Is there such a thing as serendipity with regard to evolutionary pressures on a phenotype or genes? Surely in this case the reason cats enlarged was because there was a niche that an increase in size allowed them to fill. I find it difficult to envisage how a "chance" increase in size would have been maintained if there was no survival advantage for it to continue - noting that an increase in size requires more food to maintain it.

I'm not suggesting the increase in size was down to chance, merely the fact that they were able to exploit it may have been chance. Evolution doesn't plan in advance, so they had no way of knowing that niches for large size would excist or would ever exist. The fact that they (potentially, I am hypothesising) happened to have a bodyplan / genetic predispoition / whatever that could facilitate them getting big that was better than their rivals (i.e. dogs) was purely chance.

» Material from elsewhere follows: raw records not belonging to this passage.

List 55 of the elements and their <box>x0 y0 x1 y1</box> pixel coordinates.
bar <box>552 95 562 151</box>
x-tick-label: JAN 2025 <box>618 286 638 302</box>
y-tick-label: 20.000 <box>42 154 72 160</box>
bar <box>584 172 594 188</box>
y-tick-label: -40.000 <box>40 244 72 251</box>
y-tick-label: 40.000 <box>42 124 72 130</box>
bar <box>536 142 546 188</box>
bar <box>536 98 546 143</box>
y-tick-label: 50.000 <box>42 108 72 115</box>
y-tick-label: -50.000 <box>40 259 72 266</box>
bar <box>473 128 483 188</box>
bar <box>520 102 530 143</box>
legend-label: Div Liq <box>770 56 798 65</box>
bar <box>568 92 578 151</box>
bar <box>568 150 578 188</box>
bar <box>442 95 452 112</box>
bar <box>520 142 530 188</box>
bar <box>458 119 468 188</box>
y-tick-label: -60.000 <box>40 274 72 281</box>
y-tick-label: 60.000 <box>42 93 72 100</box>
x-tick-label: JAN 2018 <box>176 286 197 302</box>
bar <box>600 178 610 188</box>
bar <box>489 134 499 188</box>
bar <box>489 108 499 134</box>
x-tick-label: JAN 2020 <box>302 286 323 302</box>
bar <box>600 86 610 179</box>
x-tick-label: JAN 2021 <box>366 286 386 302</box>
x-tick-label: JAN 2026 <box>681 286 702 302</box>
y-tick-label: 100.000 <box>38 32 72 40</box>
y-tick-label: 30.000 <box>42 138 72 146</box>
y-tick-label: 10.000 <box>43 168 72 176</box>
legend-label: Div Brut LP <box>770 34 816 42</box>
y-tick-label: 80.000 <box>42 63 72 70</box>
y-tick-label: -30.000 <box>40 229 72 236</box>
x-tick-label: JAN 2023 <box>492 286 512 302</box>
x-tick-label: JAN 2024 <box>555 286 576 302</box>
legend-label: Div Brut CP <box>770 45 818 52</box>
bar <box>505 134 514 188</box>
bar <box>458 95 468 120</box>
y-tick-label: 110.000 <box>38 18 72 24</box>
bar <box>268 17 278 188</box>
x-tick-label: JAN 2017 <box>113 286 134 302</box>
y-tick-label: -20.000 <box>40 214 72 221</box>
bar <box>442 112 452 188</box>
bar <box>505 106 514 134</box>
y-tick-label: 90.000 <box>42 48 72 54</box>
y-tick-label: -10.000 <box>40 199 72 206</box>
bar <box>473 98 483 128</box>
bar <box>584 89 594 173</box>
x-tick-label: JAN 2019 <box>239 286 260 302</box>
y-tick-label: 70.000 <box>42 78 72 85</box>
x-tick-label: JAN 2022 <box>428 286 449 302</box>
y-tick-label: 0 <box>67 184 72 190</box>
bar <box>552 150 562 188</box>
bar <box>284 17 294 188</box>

Compare that to say the bauplan of a jerboa and a rat. Neither plans to get to the size of a horse say, but the fundamental layout of the rat is likely to be better at that then a somewaht bipedal jerboa. Kill off all the world's big mammals and free up the big niches and see what happens and we might see lots of giant rats and no giant jerboas. Alternatively, the jerboas might have gens already that allow rapid grather and a qucik mutation might allow them to reach big size faster and occupy the niches for big herbivores. But it's not about anything particually special about either group that we can point a finger at. That's what I'm getting at.

At some level of course it'll be genetically controlled (pretty much everyhting is) but in terms of saying 'this was the thing' that let cats get big and more specifically 'this is why cats had that thing', it simply could be luck (i.e. not controlled for, or selected for, but soemthing like a founder effect, or they happened to have certain traits that don't require adaptation if they scale isometrically, or already had more genes for growth, or happened to get big-growth genes first).

Ahha yes now see what you mean with regard to chance/serendipity - took me a while to catchup but there now! Thanks David

Well i probably didn't explain it too well!

"Kill off all the world's big mammals and free up the big niches and see what happens."

Nice experimental protocol, but you'll never get ethical approval.

My two cents for an adaptive hypothesis...(just speculation!)

Most cats are solitary(ish) and hunt by stalking and ambush. Many canids are social and hunt in packs by running down prey. Assuming these "lifestyles" are ancestral then perhaps variation in prey species size presents a greater diversity of niches for cats than dogs. So small cats can hunt insects/mice while you'd need to be a really big cat to ambush a moose by yourself. In contrast group hunting may mean you can tackle a wide range of prey sizes, including large animals, without having to be large.

So you think lions might be secondarily social?

Uh ... and I guess leopards would be secondarily antisocial?

Yep - with the BIG caveat of course this is me speculating and I'm not an expert on lions! However, in general the social evolution field would argue that sociality is derrived from ancestral non-sociality. That this is the case in feline (and specifically lion) evolution would seem to be the view Craig Packer takes and his group probably knows more about (African) lions than anyone else.

http://www.cbs.umn.edu/research/labs/li … oup-living

There are some interesting ideas in here too about cooperative hunting not being as important for lions as is widely believed. If so then the evolution of the social/group living lion lifestyle may have been driven by other benefits entirely.

No idea about leopards.. but I think lions are the only social panthera and may even be the only social felid so not sure we need to invoke a loss of sociality in leopard ancestry  - or maybe I'm misunderstanding!